The touching thing, the moving aspect, of the TV show is how black artists like Bonds and Parker and Isley recognise that their own distinctive sound, their own creative innovation, became a blueprint for Lennon’s personal odyssey. But they do not exhibit resentment or bitterness. Instead, they seem proud that the various tributaries they fed into the stream found their way to the shores of the Mersey and gave the Beatle the impetus to cultivate an Anglo version of the Mississippi moan.


But what about the jukebox itself, a Swiss-made KB Discomatic, 15kg (around 35lb) in weight and not unlike an over-sized Dansette? How did this piece of technological ephemera, this solid-state curiosity, come to be the subject of the public gaze? Why did a mobile jukebox of ‘60s vintage owned by one of the 20th Century’s most famous figures leave its private domain and offer us these fascinating glimpses into pop’s evolution?
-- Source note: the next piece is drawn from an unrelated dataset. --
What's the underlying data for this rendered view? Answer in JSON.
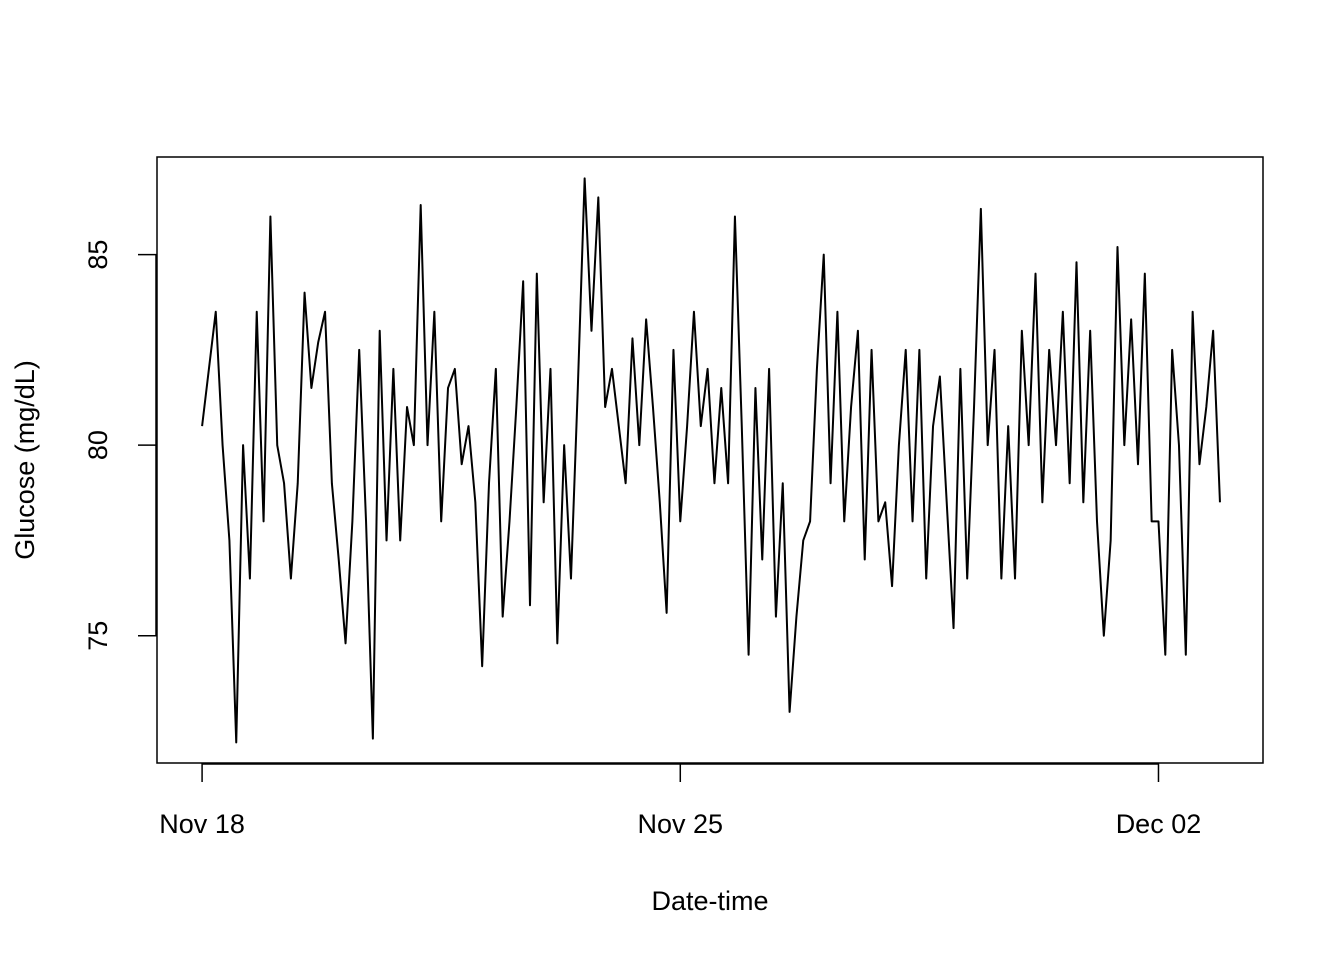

The jukebox came up for auction at Christie’s in 1989 and was purchased for £2,500 by a Bristol music promoter called John Midwinter. He then restored the player and spent a number of years trying to sell the programme idea. He died, aged 57, just days before the commission of the TV documentary was confirmed.


It doesn’t appear that Midwinter was driven by a desire to cash-in on his prize object. He seemed much more interested in the archaeological gold to be mined in the jukebox’s rich seams. A plan to return the Discomatic to the Lennon estate, via Yoko Ono, and to place it in the Liverpool home where he grew up — a residence now managed by the National Trust, a body that protects and conserves historic British houses — is likely to be realised. Watched and listened to in conjunction, the TV programme and CD set, are splendid bookends. Sadly, the notes attached to the album are insultingly brief: if ever there was a case for a 24-page booklet, explaining the ins and outs of this project, this was it. But that is a minor gripe. Taken as a whole, John Lennon’s Jukebox is a terrific audio-visual document and John Midwinter’s efforts to salvage and preserve this illuminating popular cultural document are to be warmly applauded.